How The 8087 Coprocessor Got Its Bias

8087's -5V bias charge pump circuit

Most of us have been there. You build a device but realize you need two or more voltages. You could hook up multiple power supplies but that can be inconvenient and just not elegant. Alternatively, you can do something in the device itself to create the extra voltages starting with just one. When [Ken Shirriff] decapped an 8087 coprocessor to begin exploring it, he found it had that very problem. It needed: +5 V, a ground, and an additional -5 V.

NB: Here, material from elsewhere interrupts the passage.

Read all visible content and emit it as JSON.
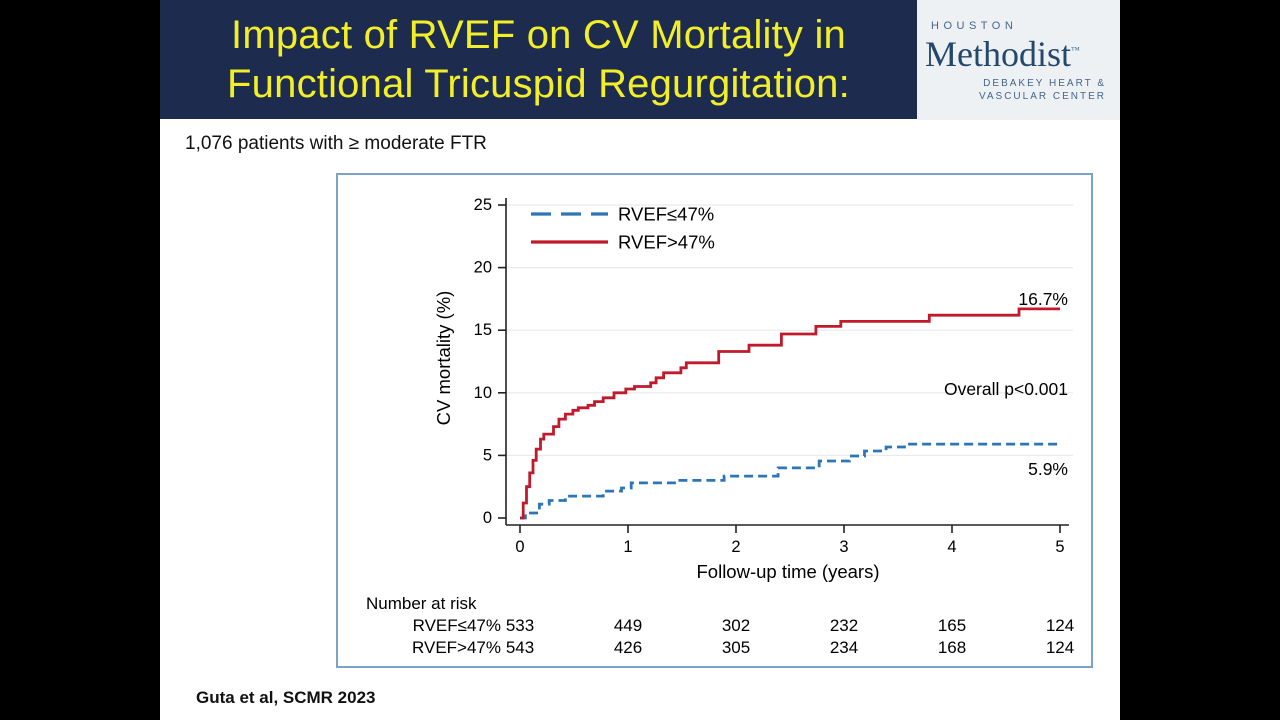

His exploration starts with a smoking gun. After decapping the chip and counting out all the bond wires going to the various pads, he saw there was one too many. It wasn’t hard to see that the extra wire went to the chip’s substrate itself. This was for providing a negative bias to the substrate, something done in some high-performance chips to get increased speed, a more predictable transistor threshold voltage, and to reduce leakage current. Examining where the bond wire went to in the circuitry he found the two charge pump circuits shown in the banner image. Those worked in alternating fashion to supply a -5 V bias to the substrate, or rather around -3 V when you take into account voltage drops. Of course, he also explains the circuits and dives in deeper, including showing how the oscillations are provided to make the charge pumps work.

If this is anything like [Ken’s] previous explorations, it’ll be the first of a series of posts exploring the 8087. At least that’s what we hope given how he’d previously delighted us with a reverse engineering of the 76477 sound effects chip used in Space Invaders and then went deeper to talk about integrated injection logic (I2L) as used in parts of the chip.

8 thoughts on “How The 8087 Coprocessor Got Its Bias

  1. Only 2.4 watts? I remember shoving an 8087 into a laptop (that had a socket for it!) and sure enough, benchmarks detected it, but it got hotter than blazes! Maybe 2.4 watts is a lot when there’s no airflow…

  2. Back when I was designing systems using the 8086, we looked at the ’87 and decided it was a POS — didn’t work in parallel with the ’86, but put the ’86 to “sleep” while it did the numbers. Bad architecture.
    I found a chip that did decimal arithmetic. May have been a mod of a chip intended for calculators; don’t recall (AMI ??), but it had a nice I/O structure. We wrote some code to hook it to the ’86 and got what we wanted — real parallel math assistance. Shove a problem into its input FIFO, and get an interrupt when it had the answer ready to pick up.
    Both the Motorola 68000 and the National had far superior architectures to the 8086, but neither company understood the value of providing a good development environment — which Intel (sort of) did.

    1. Was it the AMD 9511? If that wasn’t the first matzoh coprocessor for microprocessors, it was the most visible. It was standalone, not designed to interface to a specific CPU, but any of them. I think expensive too.

      I know little about the 8087, but recall some comments at the time, and then later iterations came out that fitted better with the matching CPU, so apparently Intel needed to get better at it.

      I remember an article or two in the late seventies which interfaced a calculator to a CPU. It wasn’t a math coprocessor, but maybe had some characteristic which made it easier to interface. It was controlled by the CPU, by doing the equivalent of “pressing the buttons”. And it was slow, I remember my TI-30 calculator circa 1977 churning a bit on more complicated functions, that would have been really slow for the CPU. But no need to write floating point routines forte CPU, or find memory space for them.

      Michael

  3. I am a total noob in electronics but doesn’t that charge pump diagram need a resistor. It seems like the capacitor would be shorted without a resistor even if the current is going to flow through a diode, no?